Darum soll OpenCar als Alternative aufgebaut werden. Die neue Inrix-Tochter will nur die Umgebung für die Entwickler – und damit die Standards – bereitstellen. Wie genau die Apps ausgespielt werden, bleibt in der Hand der Hersteller. Optik und Inhalte können je nach Hersteller, Modell und Region angepasst werden. Und auch beim Datenschutz sieht man sich im Vorteil. Schließlich gebe man den Herstellern die Aufsicht über die Daten. Anders als Google oder Apple hätten diese kein Interesse, mit diesen Daten für personalisierte Werbung oder andere Zusatzgeschäfte zu verwenden.

Für Plattformen ist die Verbreitung von entscheidender Bedeutung – nur wer viele Kooperationspartner hat, ist auch für die Entwickler der Apps interessant genug. Nur wer viele Apps bieten kann, findet neue Kooperationspartner. Da die Hersteller in den vergangenen Jahren oft alleine an einer Entwicklungsumgebung arbeitete, war die Zahl der verfügbaren Apps meist begrenzt.

Auch wenn Inrix mit 1.300 registrierten Programmierern wirbt, die derzeit an Programmen für OpenCar feilen, ist man der Konkurrenz von Apple und Google in puncto Vielfalt noch weit unterlegen. 30 Apps sind startbereit, hunderte sollen in den kommenden Monaten folgen. Bei der Konkurrenz von Apple und Google gibt es derzeit etwa 1,4 Millionen Apps im Angebot. „Wir haben klare Zusagen gemacht, die Zahl der Apps mit jedem Monat zu steigern“, sagt Andreas Hecht, Vizepräsident des Autogeschäfts von Inrix.

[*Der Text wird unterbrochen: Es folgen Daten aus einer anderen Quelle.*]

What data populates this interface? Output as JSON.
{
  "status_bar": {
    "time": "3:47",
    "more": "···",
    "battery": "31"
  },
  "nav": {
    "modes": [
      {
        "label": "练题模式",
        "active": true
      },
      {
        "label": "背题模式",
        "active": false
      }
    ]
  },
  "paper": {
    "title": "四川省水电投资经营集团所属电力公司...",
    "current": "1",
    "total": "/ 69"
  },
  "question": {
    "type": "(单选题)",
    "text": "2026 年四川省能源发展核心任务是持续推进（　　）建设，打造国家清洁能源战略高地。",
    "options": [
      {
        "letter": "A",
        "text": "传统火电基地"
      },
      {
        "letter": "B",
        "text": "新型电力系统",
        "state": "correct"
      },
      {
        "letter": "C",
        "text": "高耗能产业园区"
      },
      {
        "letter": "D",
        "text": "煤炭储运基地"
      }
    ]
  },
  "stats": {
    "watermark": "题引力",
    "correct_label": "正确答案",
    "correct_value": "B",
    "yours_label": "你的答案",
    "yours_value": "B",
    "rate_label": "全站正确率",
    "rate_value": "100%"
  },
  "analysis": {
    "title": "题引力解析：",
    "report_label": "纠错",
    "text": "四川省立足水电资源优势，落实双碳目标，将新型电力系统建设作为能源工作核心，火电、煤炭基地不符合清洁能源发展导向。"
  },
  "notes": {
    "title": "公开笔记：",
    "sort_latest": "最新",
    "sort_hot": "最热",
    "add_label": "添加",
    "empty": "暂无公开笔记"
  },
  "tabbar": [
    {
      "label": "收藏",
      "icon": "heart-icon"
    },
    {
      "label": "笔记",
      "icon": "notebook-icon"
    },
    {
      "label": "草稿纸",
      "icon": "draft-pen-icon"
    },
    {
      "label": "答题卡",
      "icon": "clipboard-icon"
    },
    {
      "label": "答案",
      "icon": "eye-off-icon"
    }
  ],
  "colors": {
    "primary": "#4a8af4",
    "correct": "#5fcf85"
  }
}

Neben OpenCar erweitern die Amerikaner ihr Geschäft außerdem um eine selbstlernende Plattform für Fahrer-Assistenzsysteme: Autotelligent haben sie den Dienst getauft. Er soll über ein Netzwerk selbst lernen, welche Routen und Adressen ein Fahrer ansteuert – und so selbstständig personalisierte Navigation anbieten, Parkplätze empfehlen und vor Gefahren auf der Strecke warnen. Auch dieses System steht in direkter Konkurrenz zu vielen Services, die Google und Apple heute schon auf dem Smartphone anbieten.